Sunday, 16 June 2019

Time to break my magic spell of solitude...

The last four months of my life have been quite remarkable, in a very quiet way. 

At the end of January, when I moved into a house two miles outside a town where I know nobody, I felt neither the need nor desire to venture out and socialise.

When the landscape of your life fundamentally changes, the fallout is exhausting. 

I needed to withdraw; rebuild faith; repair my bewildered head; to live in my own space, where nobody could be offended when I jump in the air screeching with surprise as they enter the room, as nobody is going to enter the room.

I don’t know if this leaping and screaming is a characteristic of writers. 

Maybe it’s just me.

During waking hours my head wanders far far away, and loved-ones in the past have been justifiably upset when I shrieked with shock as they walked around their own their home.

My magic spell of solitude has not yet been broken.

Each day I sit and look down the driveway, loving the fact that apart from the farmer and the postwoman, nobody is going to come up it. 

...ain't nobody comin' up that...

For many of you, solitude of the intensity I’ve enjoyed over the last months would seem like hell on earth, but for me it has been perfect.

It’s how I make myself better, and although I’ve still far to go, this was never intended to be a permanent state of affairs.

I correctly suspected that by the time my spring Craft of Writing Course was finished, I’d feel more able to engage the town; to start building a life for myself here.

I’m ready now, but in no rush. Once the magic spell is broken it will be gone for good. Mind you, it’s not as if queues will suddenly start forming up the drive, for an audience with His Scribblership.

Save for calls to my wonderful mum, four or five days of absolute silence have been interspersed with intense social and work-related day trips to Galway.

We all need human contact, and I’ve enjoyed catching up with Whispering Blue, Soldier Boy and The Gillie, buying my Griffins bread (irreplaceable!), hanging out with The Body and Dalooney and then going off to teach, with croaky voice.

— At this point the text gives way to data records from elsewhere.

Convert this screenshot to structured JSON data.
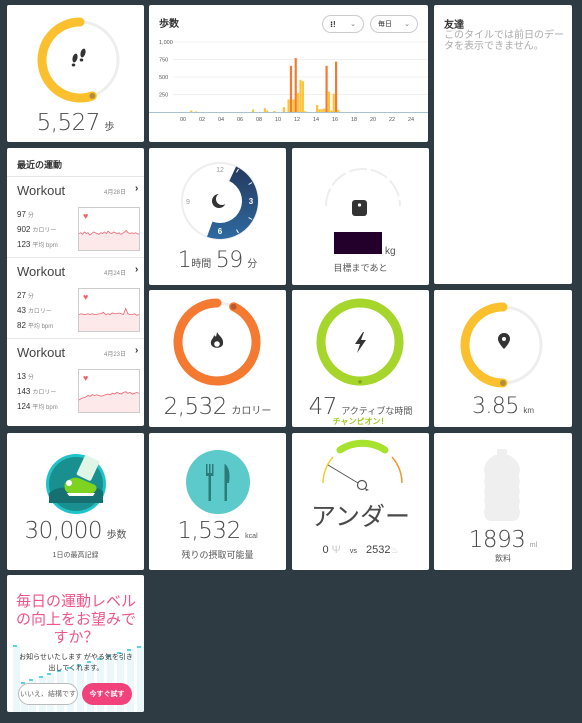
{
  "steps_tile": {
    "value": "5,527",
    "unit": "歩",
    "progress": 0.5527,
    "icon": "footsteps-icon",
    "color": "#fbc02d"
  },
  "steps_chart": {
    "title": "歩数",
    "filter_icon": "footsteps-icon",
    "period": "毎日",
    "chart_data": {
      "type": "bar",
      "title": "歩数",
      "xlabel": "",
      "ylabel": "",
      "ylim": [
        0,
        1000
      ],
      "xlim": [
        0,
        24
      ],
      "yticks": [
        "1,000",
        "750",
        "500",
        "250"
      ],
      "ytick_values": [
        1000,
        750,
        500,
        250
      ],
      "xticks": [
        "00",
        "02",
        "04",
        "06",
        "08",
        "10",
        "12",
        "14",
        "16",
        "18",
        "20",
        "22",
        "24"
      ],
      "grid": true,
      "bin_minutes": 15,
      "series": [
        {
          "name": "steps",
          "x": [
            0.75,
            1.25,
            7.25,
            8.5,
            8.75,
            9.5,
            10.5,
            11.0,
            11.25,
            11.5,
            11.75,
            12.0,
            12.25,
            12.5,
            12.75,
            14.0,
            14.25,
            14.5,
            14.75,
            15.0,
            15.25,
            15.5,
            15.75,
            16.0,
            16.25
          ],
          "values": [
            20,
            8,
            35,
            55,
            20,
            15,
            70,
            180,
            660,
            180,
            770,
            270,
            460,
            440,
            10,
            100,
            40,
            40,
            50,
            660,
            290,
            20,
            260,
            720,
            30
          ]
        }
      ],
      "colors": {
        "low": "#fbc43a",
        "high": "#f47a32",
        "threshold": 500
      }
    }
  },
  "friends": {
    "title": "友達",
    "message": "このタイルでは前日のデータを表示できません。"
  },
  "exercise": {
    "title": "最近の運動",
    "items": [
      {
        "name": "Workout",
        "date": "4月28日",
        "minutes": "97",
        "minutes_unit": "分",
        "calories": "902",
        "calories_unit": "カロリー",
        "bpm": "123",
        "bpm_unit": "平均 bpm",
        "hr": [
          52,
          53,
          51,
          54,
          52,
          53,
          50,
          52,
          54,
          53,
          52,
          51,
          53,
          52,
          54,
          52,
          55,
          53,
          52,
          54,
          53,
          52,
          53,
          51,
          52,
          54,
          56,
          53,
          52,
          53,
          52,
          53,
          52,
          51
        ]
      },
      {
        "name": "Workout",
        "date": "4月24日",
        "minutes": "27",
        "minutes_unit": "分",
        "calories": "43",
        "calories_unit": "カロリー",
        "bpm": "82",
        "bpm_unit": "平均 bpm",
        "hr": [
          52,
          53,
          52,
          52,
          53,
          52,
          53,
          52,
          52,
          53,
          53,
          55,
          52,
          53,
          52,
          54,
          53,
          53,
          54,
          53,
          52,
          60,
          53,
          52,
          52,
          53,
          51,
          52
        ]
      },
      {
        "name": "Workout",
        "date": "4月23日",
        "minutes": "13",
        "minutes_unit": "分",
        "calories": "143",
        "calories_unit": "カロリー",
        "bpm": "124",
        "bpm_unit": "平均 bpm",
        "hr": [
          46,
          48,
          49,
          50,
          52,
          51,
          53,
          52,
          53,
          52,
          51,
          52,
          53,
          54,
          53,
          55,
          54,
          56,
          55,
          54,
          56,
          57,
          55,
          56,
          54,
          55,
          56,
          55
        ]
      }
    ]
  },
  "sleep": {
    "hours": "1",
    "hours_unit": "時間",
    "minutes": "59",
    "minutes_unit": "分",
    "clock_labels": [
      "12",
      "3",
      "6",
      "9"
    ],
    "icon": "moon-icon"
  },
  "weight": {
    "unit": "kg",
    "label": "目標まであと",
    "icon": "scale-icon"
  },
  "calories": {
    "value": "2,532",
    "unit": "カロリー",
    "progress": 0.93,
    "icon": "flame-icon",
    "color": "#f47a32"
  },
  "active": {
    "value": "47",
    "unit": "アクティブな時間",
    "badge": "チャンピオン！",
    "progress": 1.0,
    "icon": "lightning-icon",
    "color": "#a6d62b"
  },
  "distance": {
    "value": "3.85",
    "unit": "km",
    "progress": 0.5,
    "icon": "location-pin-icon",
    "color": "#fbc02d"
  },
  "best_steps": {
    "value": "30,000",
    "unit": "歩数",
    "label": "1日の最高記録",
    "icon": "shoe-badge-icon"
  },
  "food_remaining": {
    "value": "1,532",
    "unit": "kcal",
    "label": "残りの摂取可能量",
    "icon": "fork-knife-icon"
  },
  "calorie_balance": {
    "status": "アンダー",
    "in": "0",
    "vs": "vs",
    "out": "2532",
    "in_icon": "fork-knife-icon",
    "out_icon": "flame-icon"
  },
  "water": {
    "value": "1893",
    "unit": "ml",
    "label": "飲料",
    "icon": "water-bottle-icon"
  },
  "promo": {
    "headline": "毎日の運動レベルの向上をお望みですか？",
    "body": "お知らせいたします がやる気を引き出してくれます。",
    "decline": "いいえ、結構です",
    "accept": "今すぐ試す"
  }
}
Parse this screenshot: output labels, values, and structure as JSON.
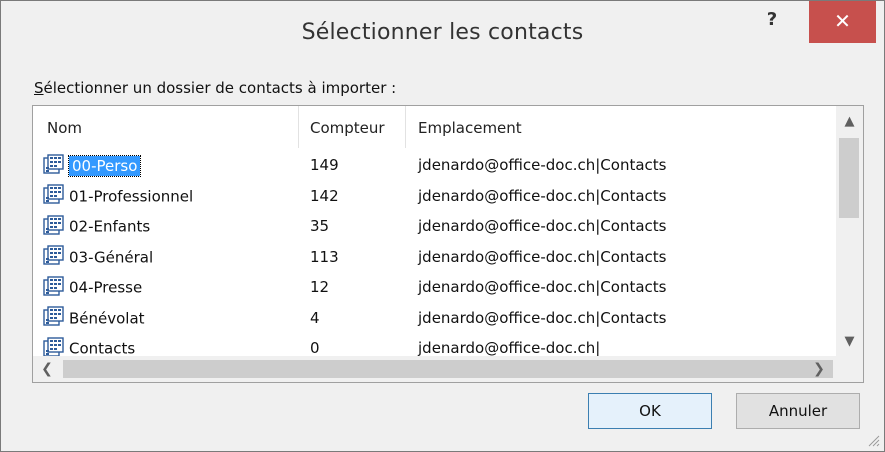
{
  "window": {
    "title": "Sélectionner les contacts",
    "help_label": "?",
    "close_label": "✕"
  },
  "prompt": {
    "first_letter": "S",
    "rest": "électionner un dossier de contacts à importer :"
  },
  "list": {
    "columns": [
      "Nom",
      "Compteur",
      "Emplacement"
    ],
    "rows": [
      {
        "name": "00-Perso",
        "count": "149",
        "location": "jdenardo@office-doc.ch|Contacts",
        "selected": true
      },
      {
        "name": "01-Professionnel",
        "count": "142",
        "location": "jdenardo@office-doc.ch|Contacts"
      },
      {
        "name": "02-Enfants",
        "count": "35",
        "location": "jdenardo@office-doc.ch|Contacts"
      },
      {
        "name": "03-Général",
        "count": "113",
        "location": "jdenardo@office-doc.ch|Contacts"
      },
      {
        "name": "04-Presse",
        "count": "12",
        "location": "jdenardo@office-doc.ch|Contacts"
      },
      {
        "name": "Bénévolat",
        "count": "4",
        "location": "jdenardo@office-doc.ch|Contacts"
      },
      {
        "name": "Contacts",
        "count": "0",
        "location": "jdenardo@office-doc.ch|"
      }
    ],
    "icon": "contacts-folder-icon"
  },
  "buttons": {
    "ok": "OK",
    "cancel": "Annuler"
  },
  "colors": {
    "close_button": "#c7504d",
    "selection": "#3399ff",
    "ok_border": "#3c7fb1"
  }
}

Back home here, after 12 hours of full-on social behaviour, my ears ring in the deep silence. 

In the meantime I’ve been getting to know my non-human neighbours.

There are now three robins that come to feed at my feet as I sit outside, while to my delight, a few weeks ago the baby bunnies on my lawn stopped running away. 

They must have been born since I arrived, so they’ve always known me, and happily bounce and munch, while I sit and watch.

Strangely, with all this verdant splendour, I spend a lot of time staring at the low breeze block wall opposite my kitchen window.

Shortly after I arrived here I noticed a yellow tit scouting around a hole in the grouting. His partner arrived, gave her approval and they were off, gathering seemingly endless tiny parcels of moss and white fluff, squeezing sideways into the teeny gap in the wall and flying off again.

After making thousands of these trips the nest inside the wall must’ve been huge. Then one morning Himself arrived back with a worm in his mouth, and I knew their chicks had hatched.

That was weeks ago and still, throughout every single minute of these extravagantly long days, the pair of them constantly squeeze in and out of their breeze block nest, delivering a constant conveyor belt of worms and grubs to their babies.

Now I’m looking forward to seeing cheeky beaks appear, and then watching those fluffy fledglings make their big leap!

Back in the human world I enjoy the time I spend in my nearby town. My face is known in the Post Office and electrical shop, as well as the wonderful ‘everything’ shop, and of course, the cafe where I have my Saturday breakfast.

When much suddenly changes in your life, you hang tight to the few things that stay the same: precious friendships, family support and personal rituals.

Working for myself, it’s important that one day a week I feel free from responsibility. That includes cooking, so one of the first things I did in my new town was check out all the pubs and cafes which served breakfast.

My needs are simple yet quite particular: I want two eggs without having to ask for an extra one, and I want to pay no more than €10 with healthy tip.

After a whirlwind tour that took in four establishments of varying poshness and one eggness, I found the venue for my Saturday ritual.

It’s a working class caff type place, with perfect menu and pricing, but on my first morning there I started to wonder if I’d made a booboo.

I was the only bloke around.
Ah but it was early yet.

Within 15 minutes the place was jammed with groups of local men, devouring huge breakfasts as they talked and laughed with each other.

Sound choice.

On my third visit the owner greeted me with words every human with testicles longs to hear:

“Good morning! The usual, sir?”

As things stand that’s the limit of my interaction with my new town, but that will change this summer. In the meantime I’ll enjoy these last few days of - Oh!


My hand involuntarily lifts itself to my mouth, as 5 metres away, outside my office window, the fox trots calmly across the lawn with one of the baby bunnies in his mouth.

Good news for fox cubs, and to be fair, there’s no shortage of rabbits around here.

But oh.

The French nailed that one:  

C’est la vie, c’est la guerre.

©Charlie Adley


Edi said...

Wish I were there.

Charlie Adley said...

Ye'd not thank me for the midges, Ed! Thanks for reading Double Vision. Hope all good with you.